Als Ende der 80er Jahre Marokko mal einen Antrag auf Aufnahme in die Europäische Union gestellt hatte, fand mein Vater dies absurd; das Spiel Qäbälä gegen Dortmund hat Papa jetzt nicht mehr miterleben müssen. Doch Hand aufs Herz, liebe Lesenden, wir alle wissen, wie es läuft: Ideologie schlägt Realität, und nirgends wird das diesertage so deutlich wie im Fußball. Da stehen also letzte Woche vorm Anpfiff 22 Männer (+ Schiedsrichter) stramm und verkünden brav ihr wechselweise von UEFA und FIFA aufoktroyiertes „NEIN zu Rassismus“ – und auf den Rängen des Ausweichstadions in Baku klatschen knapp 20.000 Zuschauer. Also in diesem Fall waren es wirklich fast nur ZUSCHAUER, kaum -innen, denn: Frauen als Stadionbesucher sind offenbar nicht gern gesehen in Aserbaidschan!
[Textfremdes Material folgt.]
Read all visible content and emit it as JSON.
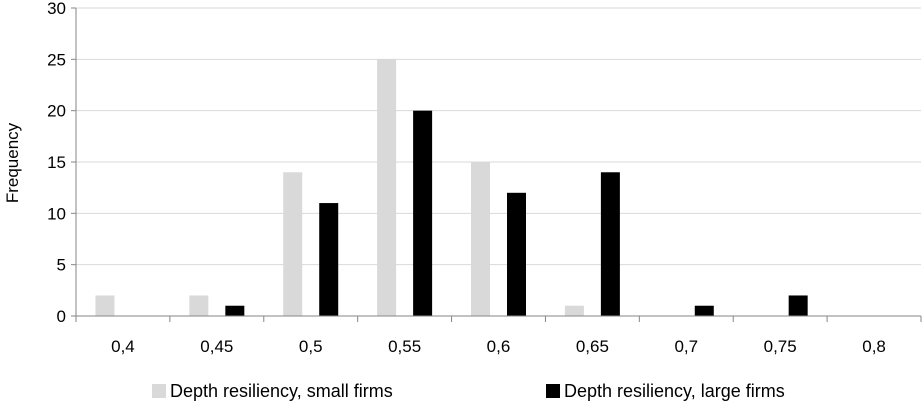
{
  "chart_data": {
    "type": "bar",
    "categories": [
      "0,4",
      "0,45",
      "0,5",
      "0,55",
      "0,6",
      "0,65",
      "0,7",
      "0,75",
      "0,8"
    ],
    "series": [
      {
        "name": "Depth resiliency, small firms",
        "color": "#d9d9d9",
        "values": [
          2,
          2,
          14,
          25,
          15,
          1,
          0,
          0,
          0
        ]
      },
      {
        "name": "Depth resiliency, large firms",
        "color": "#000000",
        "values": [
          0,
          1,
          11,
          20,
          12,
          14,
          1,
          2,
          0
        ]
      }
    ],
    "ylabel": "Frequency",
    "xlabel": "",
    "ylim": [
      0,
      30
    ],
    "yticks": [
      0,
      5,
      10,
      15,
      20,
      25,
      30
    ],
    "grid": true,
    "legend_position": "bottom"
  }
}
Ein offiziell formuliertes Verbot ist gar nicht nötig, zu viele Weibchen in solcher Öffentlichkeit, vielleicht sogar freizügig, ziemen sich einfach nicht im neuen Herzen Europas, man will ja keinen provozieren. Mein Freund Christoph bemerkte dazu: „Na und? Das eine hat doch mit dem anderen nichts zu tun“. Nein? Doch! Oooh!!! Dieser verlogene Weltverbesserungskack im Fußball vor jedem Spiel geht mir ohnehin auf den Senkel – darüber sollten wir mal in einem separaten Beitrag sprechen.